Does anyone know what the scientific name might be for the tree known as cromwo in Pokot #kenya @icraf @cifor_forets
— Luigi Guarino (@AgroBioDiverse) February 28, 2013
For the past week I’ve been in a bit of a tiz trying to identify a tree. Of course I searched for cromwo online, but all that turned up was an echo-chamber in which the “information” originally provided went round and round in a self-congratulatory cacophony. We did get some helpful hints of where to look, but they turned up empty too. “Forget it, Jeremy, it’s Chinatown,” someone said. Like Jake Gittes, I couldn’t do that.
And then it hit me. One of my longest-standing and, I like to think, deepest friendships is with a very famous writer and activist who, when we met, had just returned from an ethnobotanical study among … the Pokot! But that was then. Might she know?

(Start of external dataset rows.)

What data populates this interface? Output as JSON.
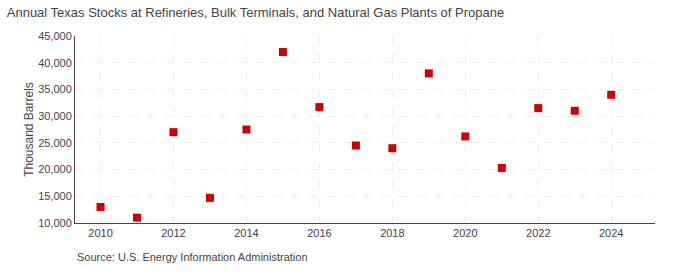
{
  "chart_data": {
    "type": "scatter",
    "title": "Annual Texas Stocks at Refineries, Bulk Terminals, and Natural Gas Plants of Propane",
    "ylabel": "Thousand Barrels",
    "annotations": [
      "Source: U.S. Energy Information Administration"
    ],
    "x": [
      2010,
      2011,
      2012,
      2013,
      2014,
      2015,
      2016,
      2017,
      2018,
      2019,
      2020,
      2021,
      2022,
      2023,
      2024
    ],
    "values": [
      13000,
      11000,
      27000,
      14700,
      27500,
      42000,
      31700,
      24500,
      24000,
      38000,
      26200,
      20300,
      31500,
      31000,
      34000
    ],
    "color": "#cc0000",
    "marker": "square",
    "xlim": [
      2009.3,
      2025.2
    ],
    "xticks": [
      2010,
      2012,
      2014,
      2016,
      2018,
      2020,
      2022,
      2024
    ],
    "ylim": [
      10000,
      45000
    ],
    "yticks": [
      {
        "value": 10000,
        "label": "10,000"
      },
      {
        "value": 15000,
        "label": "15,000"
      },
      {
        "value": 20000,
        "label": "20,000"
      },
      {
        "value": 25000,
        "label": "25,000"
      },
      {
        "value": 30000,
        "label": "30,000"
      },
      {
        "value": 35000,
        "label": "35,000"
      },
      {
        "value": 40000,
        "label": "40,000"
      },
      {
        "value": 45000,
        "label": "45,000"
      }
    ],
    "grid": true
  }
}
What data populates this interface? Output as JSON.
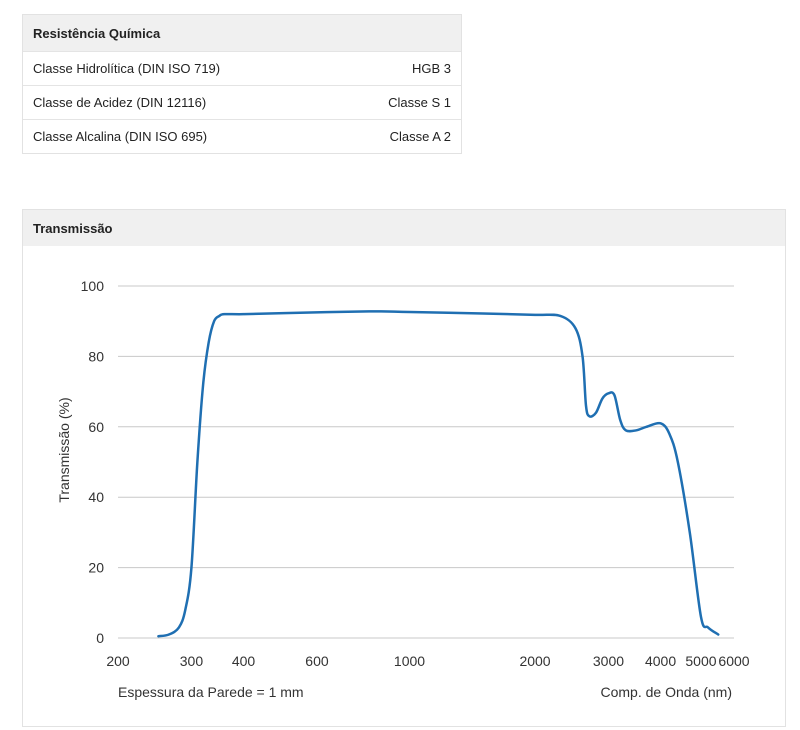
{
  "chemical_resistance": {
    "title": "Resistência Química",
    "rows": [
      {
        "label": "Classe Hidrolítica (DIN ISO 719)",
        "value": "HGB 3"
      },
      {
        "label": "Classe de Acidez (DIN 12116)",
        "value": "Classe S 1"
      },
      {
        "label": "Classe Alcalina (DIN ISO 695)",
        "value": "Classe A 2"
      }
    ]
  },
  "transmission": {
    "title": "Transmissão"
  },
  "chart_data": {
    "type": "line",
    "ylabel": "Transmissão (%)",
    "xlabel_left": "Espessura da Parede = 1 mm",
    "xlabel_right": "Comp. de Onda (nm)",
    "x_scale": "log",
    "xlim": [
      200,
      6000
    ],
    "ylim": [
      0,
      100
    ],
    "x_ticks": [
      200,
      300,
      400,
      600,
      1000,
      2000,
      3000,
      4000,
      5000,
      6000
    ],
    "y_ticks": [
      0,
      20,
      40,
      60,
      80,
      100
    ],
    "grid": true,
    "line_color": "#1f6fb2",
    "series": [
      {
        "x": [
          250,
          265,
          280,
          290,
          300,
          310,
          320,
          330,
          340,
          350,
          360,
          400,
          500,
          800,
          1000,
          1500,
          2000,
          2300,
          2500,
          2600,
          2650,
          2700,
          2800,
          2900,
          3000,
          3100,
          3200,
          3300,
          3500,
          3700,
          4000,
          4200,
          4400,
          4700,
          5000,
          5200,
          5500
        ],
        "y": [
          0.5,
          1,
          3,
          8,
          20,
          50,
          72,
          84,
          90,
          91.5,
          92,
          92,
          92.3,
          92.8,
          92.6,
          92.2,
          91.8,
          91.5,
          88,
          80,
          66,
          63,
          64,
          68,
          69.5,
          69,
          62,
          59,
          59,
          60,
          61,
          58,
          50,
          30,
          6,
          3,
          1
        ]
      }
    ]
  }
}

I fired off an email. She fired back a reply designed to prepare me for the worst. And then, bingo!
This is your lucky day!
Kromwo is, according to the Kenyan Agriculture and Research Institute’s Agriculture Research Department’s report on the plants I collected (dated 10th april 1979), Ozoroa insignis Del. (Anacardiaceae)
Plural is Kram.
Certainly was! She’d also dutifully noted one of the uses for kromwo:
Burn and mix with milk for flavour.
I cannot describe how happy this made me, because with a formal scientific name, the “correct” transliteration being not much help, it is possible to go looking for additional information. You can find photographs, scientific investigations of the plant’s biochemical properties, misleading English names, and loads of other stuff.
Scientific names really do matter.
I agree that it’s important to be able to match a common name with a scientific name – I’ve been trying to do that with a load of local crop names from various countries around the world. I’d be interested to hear of any good sources of local names with their matching scientific names.